The Canadian-owned banks are looking to cut costs, extract efficiencies and return to historical profit levels in an environment characterised by high levels of non-performing loans and net losses.
Comments
John 10 years, 7 months ago
Lets not forget that many of those who lost businesses during the recession and during the road works were also of the middle class, hundreds of them. Many of these people have lost not only their businesses but their homes, some having to move back in with parents or other family members. The middle class is usually the driver of any economy because they spend money at a more rapid pace than others to pay living expenses. Their children attend private schools and they engage services of doctors, dentists, gardeners and maids or housekeepers To allow this sector to be wiped out can generate greater economic problems for the country down the road.
TheMadHatter 10 years, 7 months ago
Bahamians just need to start closing their accounts at those two banks. Don't bank with banks that don't invest in the Bahamas and support Bahamian employment.
Also, in general, whenever you enter an establishment of any kind - have a look around at the employees. If they don't 95% look Bahamian - then turn around and walk out.
If you don't do these things to support Bahamian employment (ie. voting with your dollars) - and if you are a Bahamian yourself - then don't cry when YOU are the Bahamian being replaced.

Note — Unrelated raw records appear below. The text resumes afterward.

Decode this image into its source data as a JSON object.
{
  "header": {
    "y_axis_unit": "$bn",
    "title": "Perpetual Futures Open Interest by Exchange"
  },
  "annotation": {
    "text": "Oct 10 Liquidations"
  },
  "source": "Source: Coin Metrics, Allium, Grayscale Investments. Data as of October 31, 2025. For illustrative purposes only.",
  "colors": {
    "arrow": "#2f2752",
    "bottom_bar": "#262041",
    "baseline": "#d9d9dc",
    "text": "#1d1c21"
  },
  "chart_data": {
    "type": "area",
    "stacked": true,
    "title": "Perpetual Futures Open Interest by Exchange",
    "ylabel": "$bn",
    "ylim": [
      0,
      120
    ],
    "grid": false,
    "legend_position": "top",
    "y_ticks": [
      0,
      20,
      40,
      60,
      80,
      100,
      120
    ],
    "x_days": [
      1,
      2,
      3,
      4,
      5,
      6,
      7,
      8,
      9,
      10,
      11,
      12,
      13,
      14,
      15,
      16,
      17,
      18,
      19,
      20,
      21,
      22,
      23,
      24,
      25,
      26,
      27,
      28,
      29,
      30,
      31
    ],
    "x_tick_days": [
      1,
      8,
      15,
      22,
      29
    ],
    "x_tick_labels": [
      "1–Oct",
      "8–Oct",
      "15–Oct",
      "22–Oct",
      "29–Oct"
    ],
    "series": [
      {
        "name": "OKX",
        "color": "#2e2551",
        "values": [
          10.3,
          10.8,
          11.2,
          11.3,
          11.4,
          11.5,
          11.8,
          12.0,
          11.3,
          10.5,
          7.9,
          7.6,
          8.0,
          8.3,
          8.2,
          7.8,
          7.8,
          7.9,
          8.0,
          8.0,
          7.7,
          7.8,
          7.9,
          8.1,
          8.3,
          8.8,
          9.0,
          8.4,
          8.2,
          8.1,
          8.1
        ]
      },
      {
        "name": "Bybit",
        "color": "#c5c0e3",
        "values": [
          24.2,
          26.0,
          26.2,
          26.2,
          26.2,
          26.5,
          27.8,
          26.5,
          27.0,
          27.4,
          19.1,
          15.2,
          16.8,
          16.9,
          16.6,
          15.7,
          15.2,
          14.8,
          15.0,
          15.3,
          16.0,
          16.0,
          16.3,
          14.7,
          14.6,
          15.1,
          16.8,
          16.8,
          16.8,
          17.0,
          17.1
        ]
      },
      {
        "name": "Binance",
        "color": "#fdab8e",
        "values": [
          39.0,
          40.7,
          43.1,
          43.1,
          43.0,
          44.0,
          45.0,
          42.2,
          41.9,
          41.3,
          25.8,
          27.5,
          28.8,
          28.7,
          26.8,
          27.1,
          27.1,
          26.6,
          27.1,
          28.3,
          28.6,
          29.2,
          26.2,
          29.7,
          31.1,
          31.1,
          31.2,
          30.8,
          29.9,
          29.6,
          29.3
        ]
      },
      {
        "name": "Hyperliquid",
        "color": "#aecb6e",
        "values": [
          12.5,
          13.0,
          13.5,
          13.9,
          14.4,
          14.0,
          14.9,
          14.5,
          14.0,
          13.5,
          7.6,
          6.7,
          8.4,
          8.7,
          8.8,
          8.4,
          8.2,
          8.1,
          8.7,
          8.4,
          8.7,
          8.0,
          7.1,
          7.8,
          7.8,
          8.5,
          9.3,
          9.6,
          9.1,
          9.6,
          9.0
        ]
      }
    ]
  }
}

Oh, and don't ask me what "look Bahamian" means. If you don't know, I can't school ya.
TheMadHatter
SP 10 years, 7 months ago
@ TheMadHatter... WELL SAID....Truer words were never spoken. Bahamians need to patronize Bahamian owned business's PERIOD.
From the water truck delivery man to banking and everywhere else, we need to stop giving our dollars to foreigners that have no love for our country and people!
B_I_D___ 10 years, 7 months ago
I could go along with those sentiments...but I will state this right here and now, ain't no chance in hell you gonna get me banking with Bank of the Bahamas!
The_Oracle 10 years, 7 months ago
Like Flowers Bank? Yes, Bahamians should vote with their $$ and support local Businesses, However say that in the face of a Bahamian about to truck off to Mia with $3K in his pocket and you could get slap!! Canadian banks have been exporting profits for decades, Bahamians exporting cash likewise.